久々に任務がない日なので部屋でゆっくりしようかと思ったら、ユーリがノックもせずに部屋に入ってきた。
「やあ」と俺に挨拶をすれば、棚を物色してユーリ専用のカップとティーポットを取り出しで自分で紅茶を作っている。


「何しに来たんだよ。俺休みたいんだけど」

「休めばいいじゃん、ここは君の部屋なんだからね」


「お前がいると…」と言いかけたが、また屁理屈が返ってくると思ったのでやめた。
ユーリが飲んでいる紅茶は俺が好きな種類でもあり、匂いが漂って来て眠気が余計に誘われる。
1杯飲みたいと思い、ベッドから起き上がってユーリの目の前の椅子に座る。


「…なにか用?」

「俺にも1杯くれないかなーとか思って」

「自分で用意しなよ」


そう言われ、俺は棚から自分のティーカップを出す。
ティーポットの中身がある事を確認し、ティーカップに紅茶を淹れる。


「お茶会なら自分の部屋でやればいいだろ」


砂糖を一個入れ、スプーンで混ぜながら俺は言った。


「僕の部屋にティーポットもティーカップも無いから君の部屋に来たんだよ」


ユーリは頬杖をついて、視線をよそに向けながら言った。
元々はユーリの部屋に棚やティーカップ類があったのだが、ある日ユーリに「君の部屋家具少ないしこれ置いても十分なスペースあるよね」とかなんとか言われて勝手に置かれた。
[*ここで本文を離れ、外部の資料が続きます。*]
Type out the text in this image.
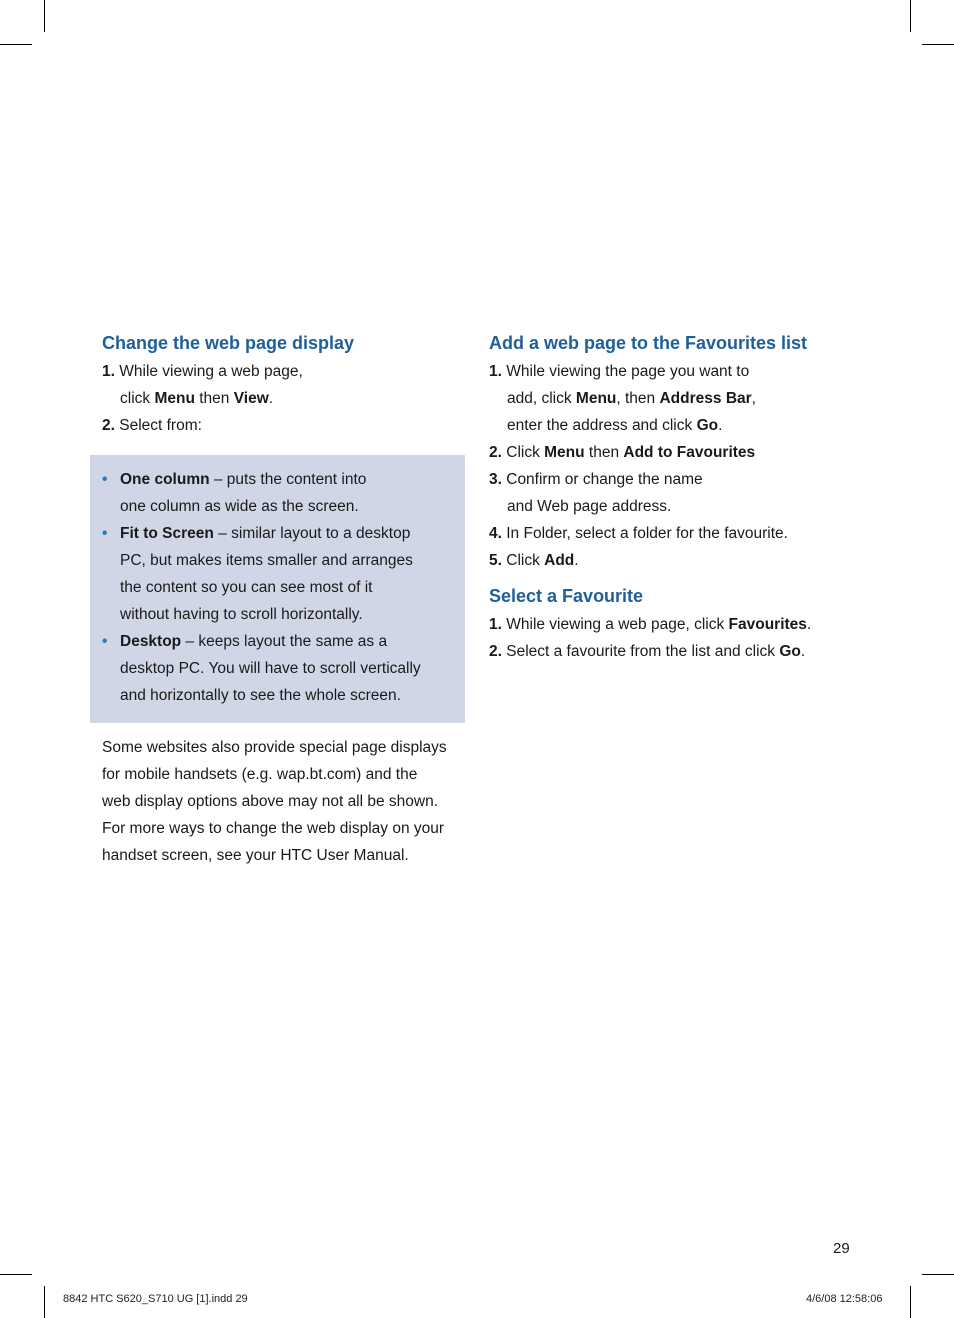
Change the web page display
1. While viewing a web page,
click Menu then View.
2. Select from:
• One column – puts the content into
one column as wide as the screen.
• Fit to Screen – similar layout to a desktop
PC, but makes items smaller and arranges
the content so you can see most of it
without having to scroll horizontally.
• Desktop – keeps layout the same as a
desktop PC. You will have to scroll vertically
and horizontally to see the whole screen.
Some websites also provide special page displays
for mobile handsets (e.g. wap.bt.com) and the
web display options above may not all be shown.
For more ways to change the web display on your
handset screen, see your HTC User Manual.
Add a web page to the Favourites list
1. While viewing the page you want to
add, click Menu, then Address Bar,
enter the address and click Go.
2. Click Menu then Add to Favourites
3. Confirm or change the name
and Web page address.
4. In Folder, select a folder for the favourite.
5. Click Add.
Select a Favourite
1. While viewing a web page, click Favourites.
2. Select a favourite from the list and click Go.
29
8842 HTC S620_S710 UG [1].indd 29	4/6/08 12:58:06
「お前が俺の部屋に棚ごと移したんだろ……戻せよ……」

「良いじゃん。これで君の部屋に来る口実が出来るしね」


ユーリは笑みを浮かべて俺の方に視線を向けながら言い、紅茶を一口飲んだ。
俺はそれを聞いて顔が熱いのをごまかすように紅茶を一口飲んだが、少し苦かった。